Billy Porter says a urinary infection led to three-day coma
Billy Porter says a poorly treated urinary infection nearly killed him.
On Wednesday, the 56-year-old Broadway icon appeared on “Today” to promote his new children’s book, “Songbird in the Light,” and discussed a recent health scare that’s given the actor a new outlook on life.
“I am on the road to complete recovery,” he said, tearing up. “It is a gift to be alive. It’s still emotional to talk about it.”
Last year, Porter crossed the pond and made his West End debut starring as the Emcee in the musical “Cabaret,” which ran Jan. 28 through May 24 at London’s Playhouse Theatre. The Tony-winning actor said he was having a ball and living his purpose, but then he got a urinary infection.
“The medicine in the U.K. is trash,” he told “Outlaws” podcast host TS Madison earlier this month. “Four rounds of antibiotics and 10 to 12 weeks later, it’s a kidney infection with kidney stones.”
Porter eventually thought the infection had cleared up and returned to New York, where last fall he was gearing up for a Broadway revival of the musical starring as the production’s first Black Emcee, but his history-making run was cut short.
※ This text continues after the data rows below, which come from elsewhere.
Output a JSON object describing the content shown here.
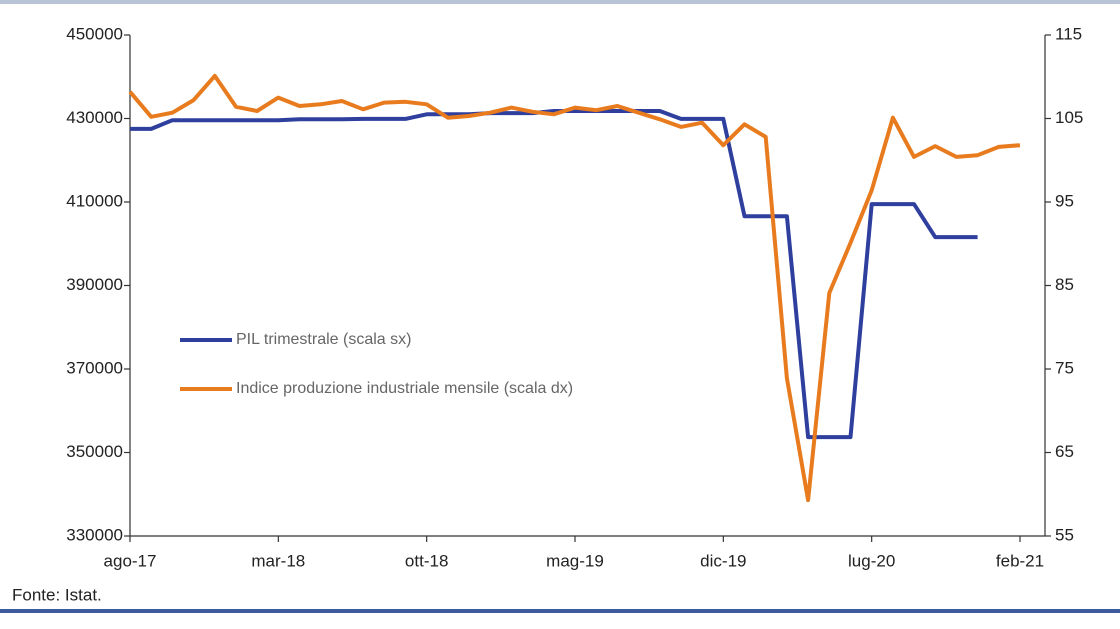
{
  "chart_data": {
    "type": "line",
    "categories": [
      "ago-17",
      null,
      null,
      null,
      null,
      null,
      null,
      "mar-18",
      null,
      null,
      null,
      null,
      null,
      null,
      "ott-18",
      null,
      null,
      null,
      null,
      null,
      null,
      "mag-19",
      null,
      null,
      null,
      null,
      null,
      null,
      "dic-19",
      null,
      null,
      null,
      null,
      null,
      null,
      "lug-20",
      null,
      null,
      null,
      null,
      null,
      null,
      "feb-21"
    ],
    "series": [
      {
        "name": "PIL trimestrale (scala sx)",
        "color": "#2e3f9e",
        "axis": "y",
        "values": [
          427500,
          427500,
          429600,
          429600,
          429600,
          429600,
          429600,
          429600,
          429800,
          429800,
          429800,
          429900,
          429900,
          429900,
          431000,
          431000,
          431000,
          431300,
          431300,
          431300,
          431800,
          431800,
          431800,
          431800,
          431800,
          431800,
          429900,
          429900,
          429900,
          406600,
          406600,
          406600,
          353700,
          353700,
          353700,
          409500,
          409500,
          409500,
          401600,
          401600,
          401600,
          null,
          null
        ]
      },
      {
        "name": "Indice produzione industriale mensile (scala dx)",
        "color": "#e87b1e",
        "axis": "y2",
        "values": [
          108.2,
          105.2,
          105.7,
          107.2,
          110.1,
          106.4,
          105.9,
          107.5,
          106.5,
          106.7,
          107.1,
          106.1,
          106.9,
          107.0,
          106.7,
          105.1,
          105.3,
          105.7,
          106.3,
          105.8,
          105.5,
          106.3,
          106.0,
          106.5,
          105.7,
          104.9,
          104.0,
          104.5,
          101.8,
          104.3,
          102.8,
          73.9,
          59.3,
          84.1,
          90.1,
          96.4,
          105.1,
          100.4,
          101.7,
          100.4,
          100.6,
          101.6,
          101.8
        ]
      }
    ],
    "ylim": [
      330000,
      450000
    ],
    "yticks": [
      330000,
      350000,
      370000,
      390000,
      410000,
      430000,
      450000
    ],
    "y2lim": [
      55,
      115
    ],
    "y2ticks": [
      55,
      65,
      75,
      85,
      95,
      105,
      115
    ],
    "source": "Fonte: Istat."
  }
}
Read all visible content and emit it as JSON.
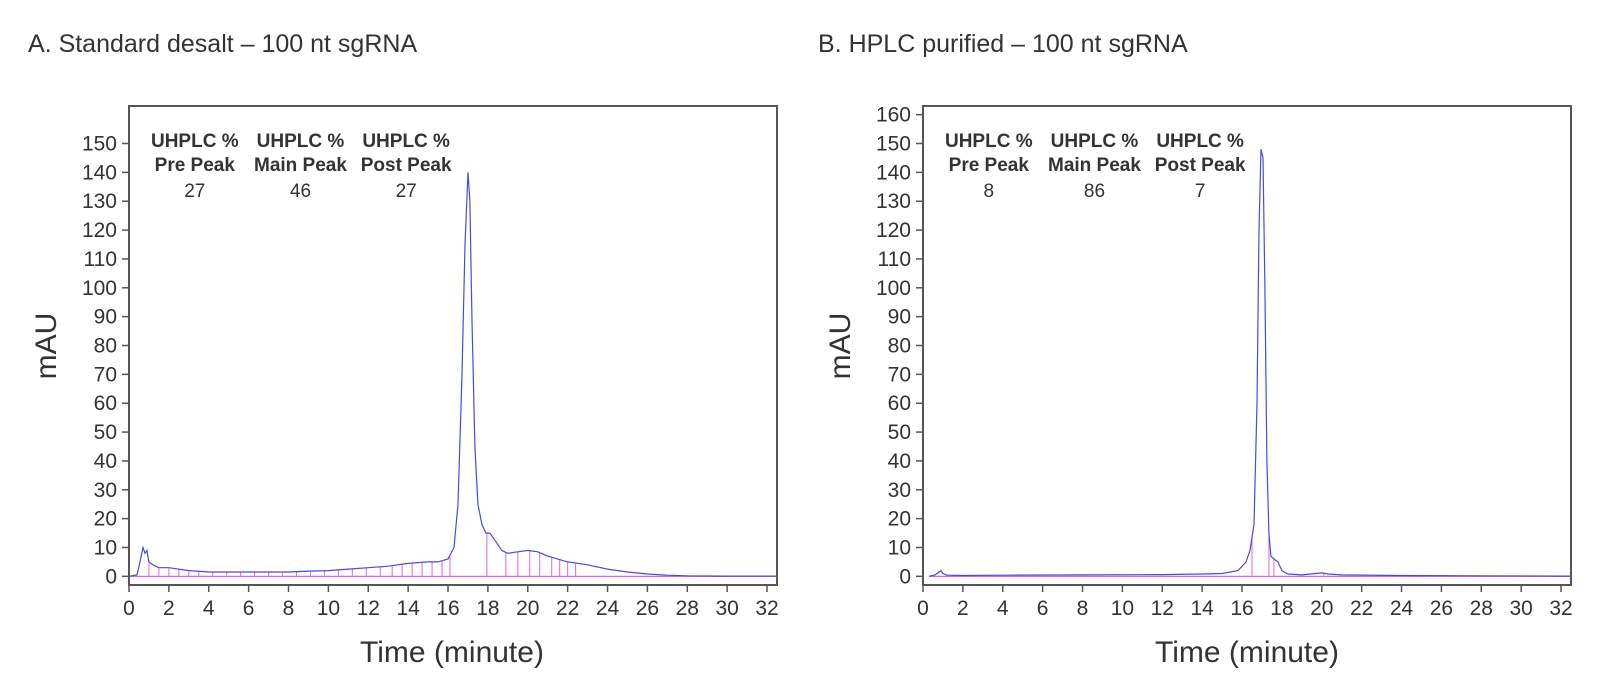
{
  "chart_data": [
    {
      "type": "line",
      "title": "A. Standard desalt – 100 nt sgRNA",
      "xlabel": "Time (minute)",
      "ylabel": "mAU",
      "xlim": [
        0,
        32.5
      ],
      "ylim": [
        -3,
        163
      ],
      "xticks": [
        0,
        2,
        4,
        6,
        8,
        10,
        12,
        14,
        16,
        18,
        20,
        22,
        24,
        26,
        28,
        30,
        32
      ],
      "yticks": [
        0,
        10,
        20,
        30,
        40,
        50,
        60,
        70,
        80,
        90,
        100,
        110,
        120,
        130,
        140,
        150
      ],
      "grid": false,
      "line_color": "#4b4bdc",
      "baseline_color": "#e06ad8",
      "stats": [
        {
          "label_line1": "UHPLC %",
          "label_line2": "Pre Peak",
          "value": "27",
          "x": 3.3
        },
        {
          "label_line1": "UHPLC %",
          "label_line2": "Main Peak",
          "value": "46",
          "x": 8.6
        },
        {
          "label_line1": "UHPLC %",
          "label_line2": "Post Peak",
          "value": "27",
          "x": 13.9
        }
      ],
      "x": [
        0,
        0.4,
        0.55,
        0.7,
        0.8,
        0.9,
        1.0,
        1.2,
        1.5,
        2,
        3,
        4,
        5,
        6,
        7,
        8,
        9,
        10,
        11,
        12,
        13,
        14,
        15,
        15.5,
        16,
        16.3,
        16.5,
        16.7,
        16.85,
        17.0,
        17.1,
        17.2,
        17.35,
        17.5,
        17.7,
        17.9,
        18.1,
        18.4,
        18.7,
        19,
        19.5,
        20,
        20.5,
        21,
        22,
        23,
        24,
        25,
        26,
        27,
        28,
        30,
        32.5
      ],
      "y": [
        0,
        0.5,
        5,
        10,
        8,
        9,
        5,
        4,
        3,
        3,
        2,
        1.5,
        1.5,
        1.5,
        1.5,
        1.5,
        1.8,
        2,
        2.5,
        3,
        3.5,
        4.5,
        5,
        5,
        6,
        10,
        25,
        70,
        115,
        140,
        130,
        90,
        45,
        25,
        18,
        15,
        15,
        12,
        9,
        8,
        8.5,
        9,
        8.5,
        7,
        5,
        4,
        2.5,
        1.5,
        0.8,
        0.4,
        0.2,
        0.1,
        0.1
      ],
      "peak_drops": [
        1.0,
        1.5,
        2.0,
        2.5,
        3.0,
        3.5,
        4.2,
        4.9,
        5.6,
        6.3,
        7.0,
        7.7,
        8.4,
        9.1,
        9.8,
        10.5,
        11.2,
        11.9,
        12.6,
        13.2,
        13.7,
        14.2,
        14.7,
        15.2,
        15.7,
        16.1,
        17.95,
        18.9,
        19.5,
        20.1,
        20.6,
        21.2,
        21.6,
        22.0,
        22.4
      ]
    },
    {
      "type": "line",
      "title": "B. HPLC purified – 100 nt sgRNA",
      "xlabel": "Time (minute)",
      "ylabel": "mAU",
      "xlim": [
        0,
        32.5
      ],
      "ylim": [
        -3,
        163
      ],
      "xticks": [
        0,
        2,
        4,
        6,
        8,
        10,
        12,
        14,
        16,
        18,
        20,
        22,
        24,
        26,
        28,
        30,
        32
      ],
      "yticks": [
        0,
        10,
        20,
        30,
        40,
        50,
        60,
        70,
        80,
        90,
        100,
        110,
        120,
        130,
        140,
        150,
        160
      ],
      "grid": false,
      "line_color": "#4b4bdc",
      "baseline_color": "#e06ad8",
      "stats": [
        {
          "label_line1": "UHPLC %",
          "label_line2": "Pre Peak",
          "value": "8",
          "x": 3.3
        },
        {
          "label_line1": "UHPLC %",
          "label_line2": "Main Peak",
          "value": "86",
          "x": 8.6
        },
        {
          "label_line1": "UHPLC %",
          "label_line2": "Post Peak",
          "value": "7",
          "x": 13.9
        }
      ],
      "x": [
        0.3,
        0.6,
        0.8,
        0.9,
        1.0,
        1.2,
        2,
        4,
        8,
        12,
        14,
        15,
        15.8,
        16.2,
        16.4,
        16.6,
        16.75,
        16.85,
        16.95,
        17.05,
        17.15,
        17.25,
        17.35,
        17.45,
        17.6,
        17.8,
        18.0,
        18.3,
        19,
        20,
        20.3,
        21,
        24,
        28,
        32.5
      ],
      "y": [
        0,
        0.5,
        1.5,
        2,
        1,
        0.4,
        0.3,
        0.4,
        0.5,
        0.6,
        0.8,
        1,
        2,
        5,
        9,
        18,
        60,
        120,
        148,
        145,
        100,
        40,
        15,
        7,
        6,
        5,
        2,
        0.8,
        0.5,
        1.2,
        0.8,
        0.5,
        0.3,
        0.2,
        0.1
      ],
      "peak_drops": [
        16.5,
        17.35,
        17.6,
        20.1
      ]
    }
  ]
}
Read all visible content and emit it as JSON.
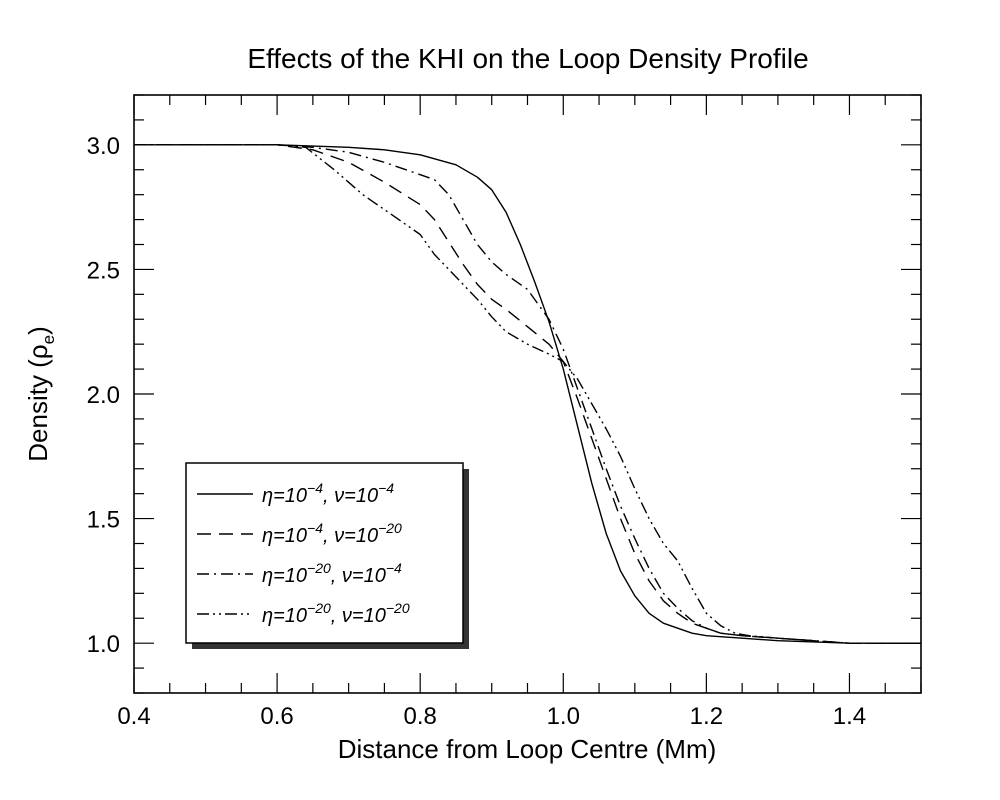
{
  "chart_data": {
    "type": "line",
    "title": "Effects of the KHI on the Loop Density Profile",
    "xlabel": "Distance from Loop Centre (Mm)",
    "ylabel": "Density (ρe)",
    "ylabel_main": "Density (ρ",
    "ylabel_sub": "e",
    "ylabel_close": ")",
    "xlim": [
      0.4,
      1.5
    ],
    "ylim": [
      0.8,
      3.2
    ],
    "xticks": [
      0.4,
      0.6,
      0.8,
      1.0,
      1.2,
      1.4
    ],
    "xtick_labels": [
      "0.4",
      "0.6",
      "0.8",
      "1.0",
      "1.2",
      "1.4"
    ],
    "yticks": [
      1.0,
      1.5,
      2.0,
      2.5,
      3.0
    ],
    "ytick_labels": [
      "1.0",
      "1.5",
      "2.0",
      "2.5",
      "3.0"
    ],
    "grid": false,
    "legend_position": "bottom-left",
    "series": [
      {
        "name": "η=10⁻⁴, ν=10⁻⁴",
        "eta_exp": "−4",
        "nu_exp": "−4",
        "style": "solid",
        "x": [
          0.4,
          0.6,
          0.7,
          0.75,
          0.8,
          0.85,
          0.88,
          0.9,
          0.92,
          0.94,
          0.96,
          0.98,
          1.0,
          1.02,
          1.04,
          1.06,
          1.08,
          1.1,
          1.12,
          1.14,
          1.16,
          1.18,
          1.2,
          1.25,
          1.3,
          1.4,
          1.5
        ],
        "y": [
          3.0,
          3.0,
          2.99,
          2.98,
          2.96,
          2.92,
          2.87,
          2.82,
          2.73,
          2.6,
          2.45,
          2.29,
          2.1,
          1.87,
          1.64,
          1.44,
          1.29,
          1.19,
          1.12,
          1.08,
          1.06,
          1.04,
          1.03,
          1.02,
          1.01,
          1.0,
          1.0
        ]
      },
      {
        "name": "η=10⁻⁴, ν=10⁻²⁰",
        "eta_exp": "−4",
        "nu_exp": "−20",
        "style": "dashed",
        "x": [
          0.4,
          0.6,
          0.65,
          0.7,
          0.75,
          0.8,
          0.82,
          0.84,
          0.86,
          0.88,
          0.9,
          0.92,
          0.95,
          0.98,
          1.0,
          1.02,
          1.04,
          1.06,
          1.08,
          1.1,
          1.12,
          1.14,
          1.16,
          1.18,
          1.2,
          1.22,
          1.25,
          1.3,
          1.4,
          1.5
        ],
        "y": [
          3.0,
          3.0,
          2.98,
          2.93,
          2.85,
          2.76,
          2.7,
          2.61,
          2.52,
          2.44,
          2.38,
          2.34,
          2.27,
          2.2,
          2.13,
          1.98,
          1.82,
          1.66,
          1.5,
          1.36,
          1.25,
          1.17,
          1.12,
          1.08,
          1.06,
          1.04,
          1.03,
          1.02,
          1.0,
          1.0
        ]
      },
      {
        "name": "η=10⁻²⁰, ν=10⁻⁴",
        "eta_exp": "−20",
        "nu_exp": "−4",
        "style": "dashdot",
        "x": [
          0.4,
          0.6,
          0.65,
          0.7,
          0.75,
          0.8,
          0.82,
          0.84,
          0.86,
          0.88,
          0.9,
          0.92,
          0.95,
          0.98,
          1.0,
          1.02,
          1.04,
          1.06,
          1.08,
          1.1,
          1.12,
          1.14,
          1.16,
          1.18,
          1.2,
          1.22,
          1.25,
          1.3,
          1.4,
          1.5
        ],
        "y": [
          3.0,
          3.0,
          2.99,
          2.97,
          2.93,
          2.88,
          2.86,
          2.8,
          2.7,
          2.6,
          2.53,
          2.48,
          2.42,
          2.3,
          2.18,
          2.02,
          1.86,
          1.7,
          1.55,
          1.42,
          1.3,
          1.2,
          1.14,
          1.09,
          1.06,
          1.04,
          1.03,
          1.02,
          1.0,
          1.0
        ]
      },
      {
        "name": "η=10⁻²⁰, ν=10⁻²⁰",
        "eta_exp": "−20",
        "nu_exp": "−20",
        "style": "dashdotdot",
        "x": [
          0.4,
          0.6,
          0.64,
          0.68,
          0.72,
          0.76,
          0.8,
          0.82,
          0.84,
          0.86,
          0.88,
          0.9,
          0.92,
          0.95,
          0.98,
          1.0,
          1.02,
          1.04,
          1.06,
          1.08,
          1.1,
          1.12,
          1.14,
          1.16,
          1.18,
          1.2,
          1.22,
          1.24,
          1.26,
          1.3,
          1.4,
          1.5
        ],
        "y": [
          3.0,
          3.0,
          2.99,
          2.9,
          2.8,
          2.72,
          2.64,
          2.56,
          2.5,
          2.44,
          2.38,
          2.31,
          2.25,
          2.2,
          2.16,
          2.13,
          2.06,
          1.96,
          1.86,
          1.75,
          1.62,
          1.5,
          1.4,
          1.33,
          1.22,
          1.12,
          1.07,
          1.04,
          1.03,
          1.02,
          1.0,
          1.0
        ]
      }
    ]
  }
}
“I go into rehearsals for ‘Cabaret’ on Broadway … and everything seems fine, and a month in, the kidney stone pain comes back,” he told Madison.
On a Tuesday in September, Porter checked himself into the hospital due to debilitating pain, and then the “Pose” star subsequently fell into a coma and woke up days later on a Saturday evening.
“They went in to do a routine check. They saw that the kidney stone was trapped in my urethra, and they went in to put a stent in, redirect the urine, blast me with real antibiotics — not U.K. antibiotics — and blow up the kidney stones. When they got in there, there was so much pus and bile and infection behind the stone, it bubbled up and I went uroseptic in minutes.”
“I was dead for three days,” Porter said.
Porter said he was placed on an ECMO (extracorporeal membrane oxygenation) machine, which, according to Mayo Clinic, pumps blood outside of the body to a heart-lung machine, removes carbon dioxide from the blood and sends oxygen-rich blood back to the body. It’s essentially a life-support system.
While Porter was in a coma, he said, one of his legs went into compartment syndrome, which happens when there’s too much pressure around your muscles, causing reduced blood and oxygen flow and possibly leading to necrosis. “They had to cut me open on either side of my leg while I was in a coma, from my knee to my hip, and leave it open for two days so they could save my leg,” he told Madison, visibly choked up over the ordeal.
Porter told “Today” that the experience was mind-altering yet also inspiring. “My work here on this earth is not done, and that gives me hope.”
His new children’s book, “Songbird in the Light,” which follows a young boy who grapples with bullying while learning to embrace his talent and love himself, hit bookshop shelves this week.